Pensi che un giorno Stefania possa allontanare Stefano per sempre?

“No, alla mia verde età lo avrebbe già fatto”.

Di cosa hai paura?

“Ancora, qualche volta, mi prende l’ansia di subire trattamenti razzisti, anche se è difficile colpire un uomo sereno e orgoglioso di sé. Inoltre lo sbocciare della generazione gender-fluid, di cui fa parte anche mia figlia, mi rende molto ottimista sul futuro, sia pure a lungo termine”.

Quali i pregiudizi e i luoghi comuni che ti fanno più male?

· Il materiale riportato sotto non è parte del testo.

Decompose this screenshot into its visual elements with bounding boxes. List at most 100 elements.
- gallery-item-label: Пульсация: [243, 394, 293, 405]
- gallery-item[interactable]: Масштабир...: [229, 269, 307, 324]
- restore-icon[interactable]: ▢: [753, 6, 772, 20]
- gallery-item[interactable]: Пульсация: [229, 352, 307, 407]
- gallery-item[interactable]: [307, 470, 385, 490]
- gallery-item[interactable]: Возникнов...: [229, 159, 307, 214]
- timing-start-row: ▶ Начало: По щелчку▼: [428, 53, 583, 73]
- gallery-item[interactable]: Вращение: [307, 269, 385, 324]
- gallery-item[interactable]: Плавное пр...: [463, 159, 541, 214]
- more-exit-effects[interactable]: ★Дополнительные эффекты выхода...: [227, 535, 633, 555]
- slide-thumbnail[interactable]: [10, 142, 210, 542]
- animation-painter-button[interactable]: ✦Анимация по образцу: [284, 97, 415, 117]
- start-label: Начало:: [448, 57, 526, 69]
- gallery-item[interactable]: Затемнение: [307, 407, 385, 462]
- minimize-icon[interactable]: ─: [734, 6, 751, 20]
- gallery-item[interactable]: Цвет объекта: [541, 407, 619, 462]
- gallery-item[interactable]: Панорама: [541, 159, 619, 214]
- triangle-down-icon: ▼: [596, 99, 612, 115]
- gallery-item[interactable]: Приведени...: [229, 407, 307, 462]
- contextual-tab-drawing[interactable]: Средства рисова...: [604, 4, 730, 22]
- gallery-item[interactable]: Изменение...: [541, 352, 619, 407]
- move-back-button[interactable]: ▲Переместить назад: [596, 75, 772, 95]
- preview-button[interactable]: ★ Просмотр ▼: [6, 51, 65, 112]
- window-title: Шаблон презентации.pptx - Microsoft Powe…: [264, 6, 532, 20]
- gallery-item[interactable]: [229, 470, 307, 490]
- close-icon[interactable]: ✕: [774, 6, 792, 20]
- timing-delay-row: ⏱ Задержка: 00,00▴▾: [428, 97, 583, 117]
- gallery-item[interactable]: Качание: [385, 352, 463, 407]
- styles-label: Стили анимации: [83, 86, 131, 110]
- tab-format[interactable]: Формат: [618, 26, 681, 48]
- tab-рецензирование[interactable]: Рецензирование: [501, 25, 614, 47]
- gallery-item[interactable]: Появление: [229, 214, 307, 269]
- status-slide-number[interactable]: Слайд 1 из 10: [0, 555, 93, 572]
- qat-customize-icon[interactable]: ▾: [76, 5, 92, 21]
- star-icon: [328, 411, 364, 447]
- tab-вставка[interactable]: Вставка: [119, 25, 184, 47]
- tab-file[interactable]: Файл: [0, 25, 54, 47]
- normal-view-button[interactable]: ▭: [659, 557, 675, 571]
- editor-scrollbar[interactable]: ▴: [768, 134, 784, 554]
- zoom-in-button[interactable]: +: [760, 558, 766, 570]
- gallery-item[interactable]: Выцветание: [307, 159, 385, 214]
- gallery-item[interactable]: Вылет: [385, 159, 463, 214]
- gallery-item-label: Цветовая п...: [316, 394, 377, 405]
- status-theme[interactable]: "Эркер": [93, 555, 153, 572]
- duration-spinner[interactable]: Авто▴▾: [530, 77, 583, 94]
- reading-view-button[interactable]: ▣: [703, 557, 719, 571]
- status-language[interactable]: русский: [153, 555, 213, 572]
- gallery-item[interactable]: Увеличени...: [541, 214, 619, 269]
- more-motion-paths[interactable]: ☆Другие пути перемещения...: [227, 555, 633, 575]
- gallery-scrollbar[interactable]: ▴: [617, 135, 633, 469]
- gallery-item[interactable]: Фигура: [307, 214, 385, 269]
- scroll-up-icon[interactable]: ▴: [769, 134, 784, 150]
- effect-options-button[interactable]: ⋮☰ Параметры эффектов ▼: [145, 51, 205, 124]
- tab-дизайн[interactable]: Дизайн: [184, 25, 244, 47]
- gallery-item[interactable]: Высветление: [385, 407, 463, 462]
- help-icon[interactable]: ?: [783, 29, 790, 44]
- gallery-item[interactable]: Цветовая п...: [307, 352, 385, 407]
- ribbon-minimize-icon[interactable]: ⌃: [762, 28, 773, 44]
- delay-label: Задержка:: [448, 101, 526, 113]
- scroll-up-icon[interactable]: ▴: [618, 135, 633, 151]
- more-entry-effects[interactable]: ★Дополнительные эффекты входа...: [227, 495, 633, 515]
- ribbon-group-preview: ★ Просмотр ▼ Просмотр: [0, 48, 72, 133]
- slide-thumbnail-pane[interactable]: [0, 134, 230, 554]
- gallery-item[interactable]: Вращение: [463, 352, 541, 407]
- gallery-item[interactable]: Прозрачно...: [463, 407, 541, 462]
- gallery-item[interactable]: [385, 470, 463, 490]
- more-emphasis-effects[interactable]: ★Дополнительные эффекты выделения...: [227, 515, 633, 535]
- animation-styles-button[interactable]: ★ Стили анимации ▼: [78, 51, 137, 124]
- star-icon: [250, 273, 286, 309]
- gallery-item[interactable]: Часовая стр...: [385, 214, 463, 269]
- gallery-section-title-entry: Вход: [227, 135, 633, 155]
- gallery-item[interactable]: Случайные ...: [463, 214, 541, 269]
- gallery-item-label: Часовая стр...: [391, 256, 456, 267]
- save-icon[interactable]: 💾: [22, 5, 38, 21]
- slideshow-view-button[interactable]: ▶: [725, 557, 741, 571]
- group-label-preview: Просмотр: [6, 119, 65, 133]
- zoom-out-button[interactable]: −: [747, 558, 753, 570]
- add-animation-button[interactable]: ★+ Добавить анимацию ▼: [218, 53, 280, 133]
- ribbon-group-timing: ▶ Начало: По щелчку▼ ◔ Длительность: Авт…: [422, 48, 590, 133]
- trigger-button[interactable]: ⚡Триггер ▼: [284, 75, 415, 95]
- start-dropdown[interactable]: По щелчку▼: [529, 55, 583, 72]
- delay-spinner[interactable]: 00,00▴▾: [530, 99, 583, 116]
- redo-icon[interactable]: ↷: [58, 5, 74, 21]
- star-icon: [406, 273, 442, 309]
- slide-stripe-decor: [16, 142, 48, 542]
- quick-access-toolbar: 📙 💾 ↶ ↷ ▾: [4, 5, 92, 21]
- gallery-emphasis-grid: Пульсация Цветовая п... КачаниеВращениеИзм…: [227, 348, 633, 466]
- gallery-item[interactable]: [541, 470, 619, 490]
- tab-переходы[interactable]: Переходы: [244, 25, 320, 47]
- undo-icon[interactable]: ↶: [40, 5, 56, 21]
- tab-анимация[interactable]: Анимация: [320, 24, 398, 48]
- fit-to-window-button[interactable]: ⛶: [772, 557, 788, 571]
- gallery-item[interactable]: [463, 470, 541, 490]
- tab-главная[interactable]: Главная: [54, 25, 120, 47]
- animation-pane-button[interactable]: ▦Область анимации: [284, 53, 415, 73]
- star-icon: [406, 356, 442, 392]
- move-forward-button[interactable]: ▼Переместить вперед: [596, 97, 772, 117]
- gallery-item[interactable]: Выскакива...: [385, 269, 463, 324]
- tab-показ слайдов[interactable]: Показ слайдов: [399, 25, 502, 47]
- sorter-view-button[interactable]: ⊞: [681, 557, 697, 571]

“Mi ripugna l’idea che io, in quanto uomo, sia indecente in gonna e tacchi. Più che un pregiudizio, questo concetto racchiude una delle massime espressioni della stupidità umana. Rinnega migliaia di anni di storia, che hanno testimoniato uomini in tunica, minigonne e calzamaglie assai più spesso delle donne, giunte a questi capi solo da una manciata di decenni. Rinnega l’unisex dei tacchi, nel Settecento portati dai nobili di ogni rango perché appunto considerati simboli di nobiltà (non per caso fu la rivoluzione francese ad abrogarli, poi tornarono come simboli di femminilità – lo vedete che è tutta soltanto convenzione?). Rinnega anche il buon senso, laddove è madre natura a dirci che le gambe maschili possono essere – e spesso sono – esteticamente bellissime. Dice: ma hanno i peli. Rispondo: tutte le gambe sono pelose, anche quelle delle donne. È sufficiente depilarsele, come appunto le donne fanno”.

Come ti vedi fra 20 anni?

“Incrocio le dita (quel che conta è la salute e spero di averla sempre dalla mia): mi vedo dinamico 75enne capace di stare sui tacchi come nessuno – e nessuna! – della sua età. E m’immagino nonno di nipoti ancor più gender-fluid dei ragazzini di oggi, inclini a imitarmi a prescindere dal sesso biologico, liberi di sperimentare e decidere”.

Cosa diresti a chi vorrebbe fare la tua stessa scelta, ma ha paura di farla?

“Di essere se stesso sino in fondo senza paura. L’alternativa è lasciare che gli altri governino la sua vita, con quel che segue quanto a infelicità, rabbia e repressione”.